Figure 2. mRNA expression of the E5 gene in C3 cell line. Total cellular RNA was extracted from C3 cell line. cDNAs were synthesized by RT-PCR and specific amplified products were obtained with specific primers as described in “Materials and Methods”. Lane 1, E5 gene amplified from C3 RNA; Lane 2, E5 gene amplified from pCIE5 plasmid, as positive control; Lane 3, total C3 RNA without reverse transcriptase, as negative control; M, molecular weight marker VIII (Roche).

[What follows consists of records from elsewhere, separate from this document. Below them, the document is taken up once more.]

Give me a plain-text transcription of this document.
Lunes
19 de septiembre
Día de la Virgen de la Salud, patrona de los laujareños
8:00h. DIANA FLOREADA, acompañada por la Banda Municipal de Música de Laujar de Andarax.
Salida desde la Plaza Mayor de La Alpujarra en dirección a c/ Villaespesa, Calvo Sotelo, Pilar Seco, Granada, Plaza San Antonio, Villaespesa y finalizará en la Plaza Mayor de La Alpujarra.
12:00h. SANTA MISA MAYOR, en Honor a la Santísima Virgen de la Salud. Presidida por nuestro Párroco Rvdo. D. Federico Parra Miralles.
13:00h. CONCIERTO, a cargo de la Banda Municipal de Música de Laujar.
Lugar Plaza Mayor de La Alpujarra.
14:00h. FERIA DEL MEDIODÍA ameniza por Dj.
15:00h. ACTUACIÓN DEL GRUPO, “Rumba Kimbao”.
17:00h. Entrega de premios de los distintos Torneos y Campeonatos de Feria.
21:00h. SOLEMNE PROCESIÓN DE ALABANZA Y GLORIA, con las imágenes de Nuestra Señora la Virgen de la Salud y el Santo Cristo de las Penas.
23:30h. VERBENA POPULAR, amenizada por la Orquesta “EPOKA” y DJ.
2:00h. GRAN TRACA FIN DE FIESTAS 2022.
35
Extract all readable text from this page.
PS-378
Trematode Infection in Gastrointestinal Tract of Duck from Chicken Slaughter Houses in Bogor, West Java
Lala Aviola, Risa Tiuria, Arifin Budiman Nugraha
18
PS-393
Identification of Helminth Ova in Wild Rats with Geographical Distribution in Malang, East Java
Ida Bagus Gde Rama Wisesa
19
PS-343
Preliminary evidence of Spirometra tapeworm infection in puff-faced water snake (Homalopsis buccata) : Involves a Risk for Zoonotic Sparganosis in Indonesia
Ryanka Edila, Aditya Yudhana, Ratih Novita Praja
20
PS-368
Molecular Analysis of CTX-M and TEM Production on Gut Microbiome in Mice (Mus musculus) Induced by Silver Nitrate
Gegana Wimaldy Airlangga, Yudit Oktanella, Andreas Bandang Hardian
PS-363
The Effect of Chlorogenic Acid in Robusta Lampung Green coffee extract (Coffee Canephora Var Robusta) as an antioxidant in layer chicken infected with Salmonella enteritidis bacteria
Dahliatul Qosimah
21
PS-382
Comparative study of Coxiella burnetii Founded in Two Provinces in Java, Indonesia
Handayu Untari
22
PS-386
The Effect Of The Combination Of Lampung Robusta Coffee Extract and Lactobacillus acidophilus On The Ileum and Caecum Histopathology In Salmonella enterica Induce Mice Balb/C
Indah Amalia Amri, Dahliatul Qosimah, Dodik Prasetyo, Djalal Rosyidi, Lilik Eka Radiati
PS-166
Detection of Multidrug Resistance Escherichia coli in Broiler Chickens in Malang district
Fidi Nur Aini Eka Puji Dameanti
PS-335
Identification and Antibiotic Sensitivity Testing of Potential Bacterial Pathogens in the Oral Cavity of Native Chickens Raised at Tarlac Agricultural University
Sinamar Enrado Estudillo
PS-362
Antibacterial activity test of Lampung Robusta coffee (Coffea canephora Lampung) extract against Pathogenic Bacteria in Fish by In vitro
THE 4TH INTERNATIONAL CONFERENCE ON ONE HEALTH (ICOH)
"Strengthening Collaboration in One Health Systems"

Figure 3. HPV16 E5 and E5Multi genes. The schematic representations of the E5 HPV16 gene (252 bp) with the position of CTL epitope sequences (cassettes A and B) and of the synthetic E5Multi gene (224 bp) with the position of the duplicated CTL epitope sequences (cassettes A and B) are shown together with the restriction sites for directional cloning. The aminoacid sequences of both epitopes are also indicated.
Figure 4. Prime/boost schedule for preventive or therapeutic immunizations. Five mice per group were used in both immunization schedules. (A) Preventive immunization schedule; the arrowhead (▲) indicates the day of blood sampling for ELISA test. (B) Therapeutic immunization schedule.
Figure 5. Preventive immunization with E5-based vaccines. (A) ELISA assay. Sera were collected from mice on day 14 after last boost and analyzed by E5 specific ELISA as described in “Materials and Methods”. Data are expressed as means for each group of mice ± SD (B) Cancer growth. Tumor development was assessed by palpation three times per week after C3 cell challenge. (C) Tumor burden. Five weeks after challenge mice were sacrificed and excised tumors weighted. Data are represented as mean of all of the mice in the groups ± SD.
Figure 6. Cell-mediated immune responses in vaccinated mice. C57BL/6 mice were immunized by intramuscular administration of the various genetic vaccines as described in “Materials and Methods”. IFN-gamma production was measured in an ELISPOT assay after specific antigenic stimulation with E5 protein. Data are presented as fold-increase responses to the E5 protein, compared with mice vaccinated with empty vector, and they represent the means of all of the mice in the groups ± SD.
Figure 7. Tumor growth after therapeutic E5, E6 and E7 immunization. Fifty micrograms of plasmid DNA were administered by electroporation on days 3 and 10 with either the indicated vaccine preparations or saline solution as control. (A) Cancer growth. Tumor development was assessed by palpation three times per week. (B) Tumor burden. Tumor volume was measured 4 wk p.c. and calculated as in “Material and Methods”. Bars (▬) represent the mean value per each mouse group.